The Next Stop
by John Cohle
She got on the empty bus at 1:15. AM. 1:15 AM at Jackson, near the Sears tower, after waiting next to the covered bus bench for 20 minutes, after her phone told her it would be 10, after her phone told her that the express 146 was still running then disappeared and left her with the 151. She got on the bus at 1:15, the 151, which had about 151 stops until she got home.

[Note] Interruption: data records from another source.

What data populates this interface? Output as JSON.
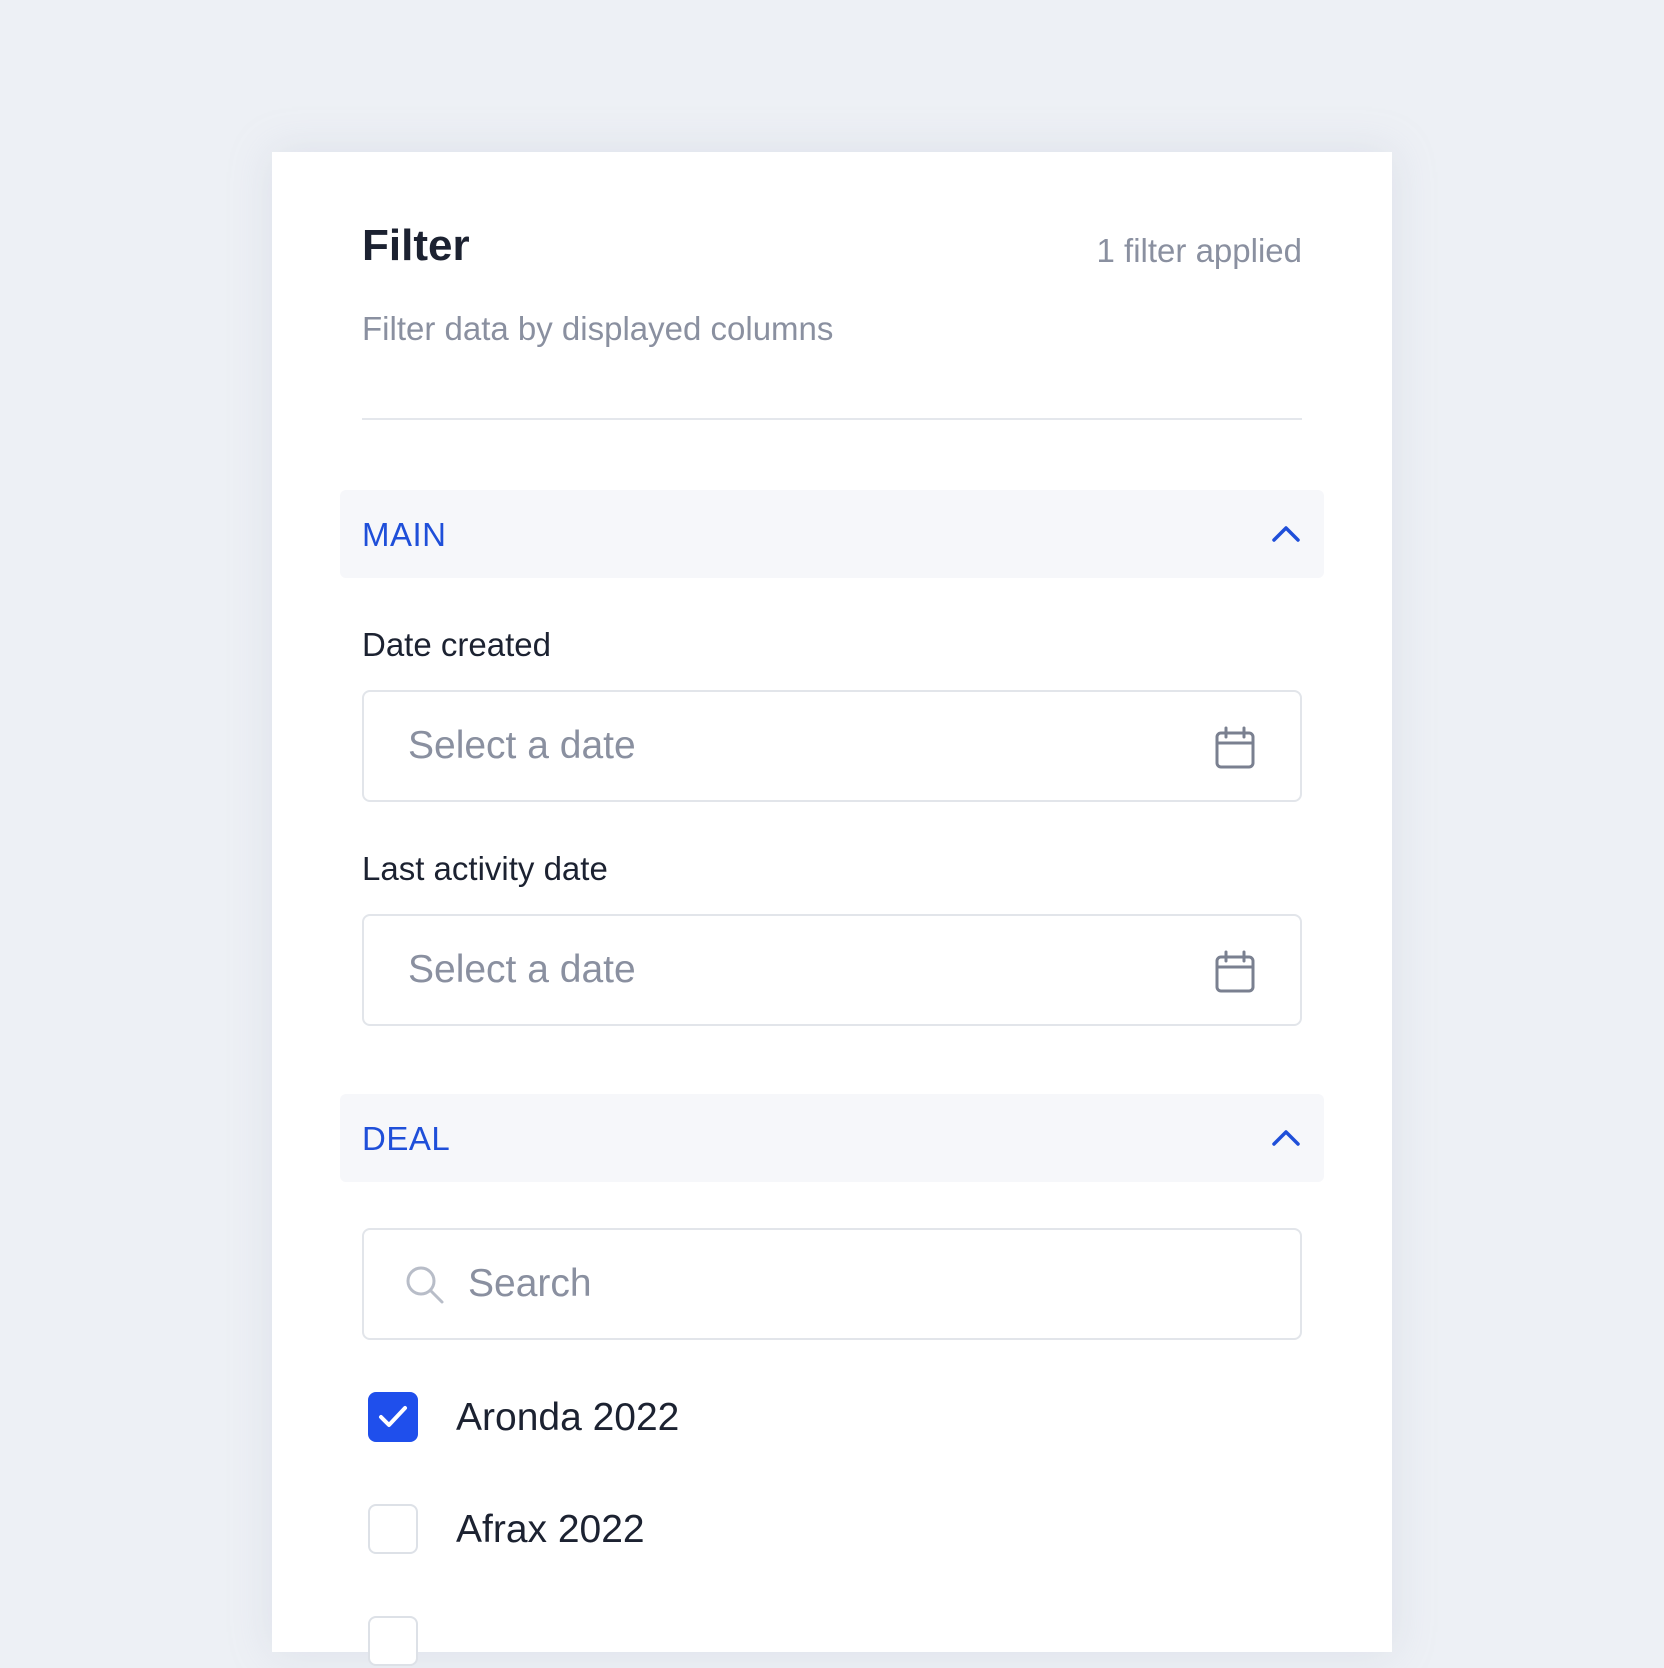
{
  "filter_panel": {
    "title": "Filter",
    "applied_count_text": "1 filter applied",
    "subtitle": "Filter data by displayed columns"
  },
  "sections": {
    "main": {
      "label": "MAIN",
      "expanded": true,
      "fields": [
        {
          "label": "Date created",
          "placeholder": "Select a date",
          "icon": "calendar-icon"
        },
        {
          "label": "Last activity date",
          "placeholder": "Select a date",
          "icon": "calendar-icon"
        }
      ]
    },
    "deal": {
      "label": "DEAL",
      "expanded": true,
      "search_placeholder": "Search",
      "options": [
        {
          "label": "Aronda 2022",
          "checked": true
        },
        {
          "label": "Afrax 2022",
          "checked": false
        }
      ]
    }
  },
  "colors": {
    "accent": "#1f4fec",
    "section_label": "#1f4fd9",
    "muted_text": "#8a90a0",
    "background": "#edf0f5"
  }
}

She wouldn’t have minded, either. Wouldn’t have minded that her charger had been unplugged and her phone died five minutes into the ride, or that it was 15 degrees outside and yet one of the bus windows was open, or that the wind blowing through it seemed to follow her to whatever seat she sat in. She wouldn’t have minded that she could have taken the red line, should have taken the red line, but last week that guy had done that thing when she was slumped half asleep against the window and ever since then the thought of riding the el at night had made her stomach a bit queasy. No, she wouldn’t have minded any of those things. She wouldn’t have minded them because it was Friday, and she was going home.
But then she had been leaving the office, leaving that conference room which stank of old sandwiches and Kelsey’s disgusting build-your-own sweet green abomination, and he had stepped out of his office, looking like he had just woken up and come in, like he had changed suits and shaved a minute before, and of all the things he could have said, he had said this:
“Goodnight Kelsey.”
And she had been tired, and not thinking, so she corrected him.
“I’m actually Cassidy.”
And he had paused. The gears churned. She saw them churning, which she thought was an indictment in of itself, this man who had the clean suit and the clean face and the clean salary yet he thought so slow that you could literally see it happening and she thought, how depressing, how depressing to be stuck in a clean suit and a clean face and a brain that you can watch churn like the wheel on an old sawmill. Then the gears clicked into place, and she saw that he remembered, that her body had been replaced with a big F for FUCK UP, since she had FUCKED UP that thing that didn’t even really matter but she had been associated with ever since.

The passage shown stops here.